Now, I respect differing views and tastes and all that, but I’ll still say I fail to understand these criticisms, particularly the one about reversion. The Eastrail trilogy is a deconstruction of the superhero myth. But a deconstruction isn’t necessarily a devastation or a rejection, is it?
If the “twist” is a contradicting reversion, what about the whole super power upon transformation to Beast bit? Or the reluctant hero backstory of David Dunn? Or maybe I should put it this way. So that I don’t come across as critiquing the criticism, instead of reviewing the movie. The consistent message I get throughout the trilogy is that Night Shyamalan isn’t rejecting comic book tropes. He’s reimagining/reworking them from a grimmer, more realistic (to him) point of view.
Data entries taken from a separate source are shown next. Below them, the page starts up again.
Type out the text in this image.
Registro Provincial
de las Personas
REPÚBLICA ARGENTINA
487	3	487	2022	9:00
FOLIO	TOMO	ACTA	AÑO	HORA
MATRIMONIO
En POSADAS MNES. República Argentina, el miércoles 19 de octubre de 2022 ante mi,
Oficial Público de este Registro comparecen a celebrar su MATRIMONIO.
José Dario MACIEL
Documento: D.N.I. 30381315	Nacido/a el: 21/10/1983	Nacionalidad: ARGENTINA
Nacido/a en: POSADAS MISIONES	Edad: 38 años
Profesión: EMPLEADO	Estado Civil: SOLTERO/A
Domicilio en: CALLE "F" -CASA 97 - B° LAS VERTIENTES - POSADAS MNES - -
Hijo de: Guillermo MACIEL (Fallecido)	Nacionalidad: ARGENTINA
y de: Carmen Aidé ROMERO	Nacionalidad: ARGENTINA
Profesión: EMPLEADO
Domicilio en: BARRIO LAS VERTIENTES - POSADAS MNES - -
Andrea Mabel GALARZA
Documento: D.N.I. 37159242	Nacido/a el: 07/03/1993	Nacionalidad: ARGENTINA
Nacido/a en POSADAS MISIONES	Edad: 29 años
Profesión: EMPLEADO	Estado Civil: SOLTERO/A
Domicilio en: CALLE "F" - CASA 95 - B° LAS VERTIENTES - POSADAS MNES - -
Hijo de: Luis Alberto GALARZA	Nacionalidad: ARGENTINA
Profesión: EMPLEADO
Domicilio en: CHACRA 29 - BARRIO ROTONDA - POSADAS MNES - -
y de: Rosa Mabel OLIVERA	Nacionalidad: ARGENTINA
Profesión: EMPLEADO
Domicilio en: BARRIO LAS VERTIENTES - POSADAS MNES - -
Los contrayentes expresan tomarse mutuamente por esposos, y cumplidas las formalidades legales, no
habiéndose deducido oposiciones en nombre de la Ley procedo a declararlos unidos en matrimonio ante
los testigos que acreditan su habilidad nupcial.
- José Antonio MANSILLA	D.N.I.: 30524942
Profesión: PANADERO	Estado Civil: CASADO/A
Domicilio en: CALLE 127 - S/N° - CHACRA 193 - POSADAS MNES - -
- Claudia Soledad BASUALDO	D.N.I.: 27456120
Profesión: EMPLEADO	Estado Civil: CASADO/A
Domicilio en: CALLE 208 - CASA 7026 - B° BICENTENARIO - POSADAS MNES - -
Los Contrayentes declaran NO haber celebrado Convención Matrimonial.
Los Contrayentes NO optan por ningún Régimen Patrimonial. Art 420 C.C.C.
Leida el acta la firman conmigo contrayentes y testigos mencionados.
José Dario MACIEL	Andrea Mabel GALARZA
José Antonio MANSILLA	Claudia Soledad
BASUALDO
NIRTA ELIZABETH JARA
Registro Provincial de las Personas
In that sense, the finale felt to me to be a sensible summary of what has been discussed so far. It’s a little lacking in bangs and fireworks, yes. A certain sense of grandeur was markedly absent too.
But lazy, illogical, or convenient? Not at all to me. I’d go to the extent of saying I feel it’s the only way the story could end. Anything more would probably send the tale spinning into ludicrous grounds.